I guess not, but I don't have a counter example.

Answer 1

For a counterexample, let $n=1$, $\Omega=(0, 1)$, and let $f$ be any continuous function on $[0, 1]$ that is not in $W^{1,p}(\Omega)$ (e.g., $f(x) = x\sin(1/x)$, or take the Weierstrass function for extra emphasis.) Recall that any continuous function on $[0, 1]$ is a uniform limit of polynomials.

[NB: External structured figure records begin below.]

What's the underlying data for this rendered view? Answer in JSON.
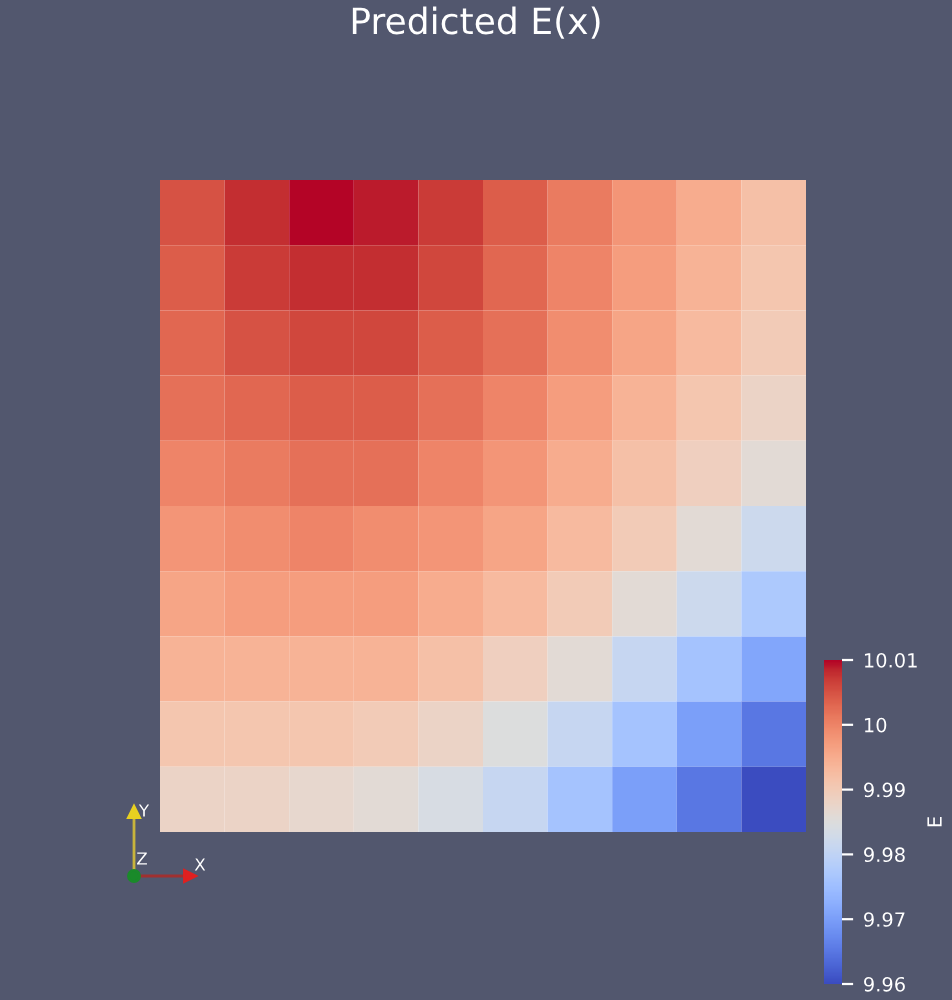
{
  "chart_data": {
    "type": "heatmap",
    "title": "Predicted E(x)",
    "clabel": "E",
    "annotations": [
      "Y",
      "Z",
      "X"
    ],
    "categories": [
      null,
      null,
      null,
      null,
      null,
      null,
      null,
      null,
      null,
      null
    ],
    "y_categories": [
      null,
      null,
      null,
      null,
      null,
      null,
      null,
      null,
      null,
      null
    ],
    "tick_labels": false,
    "clim": [
      9.96,
      10.01
    ],
    "cticks": [
      9.96,
      9.97,
      9.98,
      9.99,
      10,
      10.01
    ],
    "cells": [
      [
        10.005,
        10.008,
        10.01,
        10.009,
        10.007,
        10.004,
        10.001,
        9.998,
        9.995,
        9.992
      ],
      [
        10.004,
        10.007,
        10.008,
        10.008,
        10.006,
        10.003,
        10.0,
        9.997,
        9.994,
        9.991
      ],
      [
        10.003,
        10.005,
        10.006,
        10.006,
        10.004,
        10.002,
        9.999,
        9.996,
        9.993,
        9.99
      ],
      [
        10.002,
        10.003,
        10.004,
        10.004,
        10.002,
        10.0,
        9.997,
        9.994,
        9.991,
        9.988
      ],
      [
        10.0,
        10.001,
        10.002,
        10.002,
        10.0,
        9.998,
        9.995,
        9.992,
        9.989,
        9.986
      ],
      [
        9.998,
        9.999,
        10.0,
        9.999,
        9.998,
        9.996,
        9.993,
        9.99,
        9.986,
        9.982
      ],
      [
        9.996,
        9.997,
        9.997,
        9.997,
        9.995,
        9.993,
        9.99,
        9.986,
        9.982,
        9.977
      ],
      [
        9.994,
        9.994,
        9.994,
        9.994,
        9.992,
        9.989,
        9.986,
        9.981,
        9.976,
        9.971
      ],
      [
        9.991,
        9.991,
        9.991,
        9.99,
        9.988,
        9.985,
        9.981,
        9.976,
        9.97,
        9.965
      ],
      [
        9.988,
        9.988,
        9.987,
        9.986,
        9.984,
        9.981,
        9.976,
        9.97,
        9.965,
        9.96
      ]
    ]
  }
}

However, the answer is yes if $1<p<\infty$ and the $W^{1,p}$ norms of $f_n$ are bounded by some constant independent of $n$. Indeed,

1. Since $W^{1,p}(\Omega)$ is reflexive, closed balls are weakly compact; hence, there is a weakly convergent subsequence $f_{n_k}\to g$, where $g\in W^{1,p}(\Omega)$.
2. We have $f_{n_k}\to f$ uniformly, hence $f_{n_k}\to f$ in the sense of distributions. We also have $f_{n_k}\to g$ weakly, hence $f_{n_k}\to g$ in the sense of distributions. And since a distributional limit is unique, $f=g$.
3. Conclusion: $f\in W^{1,p}(\Omega)$.

The above argument still works for $p=\infty$, using weak* topology. It fails for $p=1$, and so does the result: a bounded sequence in $W^{1,1}$ may converge uniformly to a function that is not in $W^{1,1}$.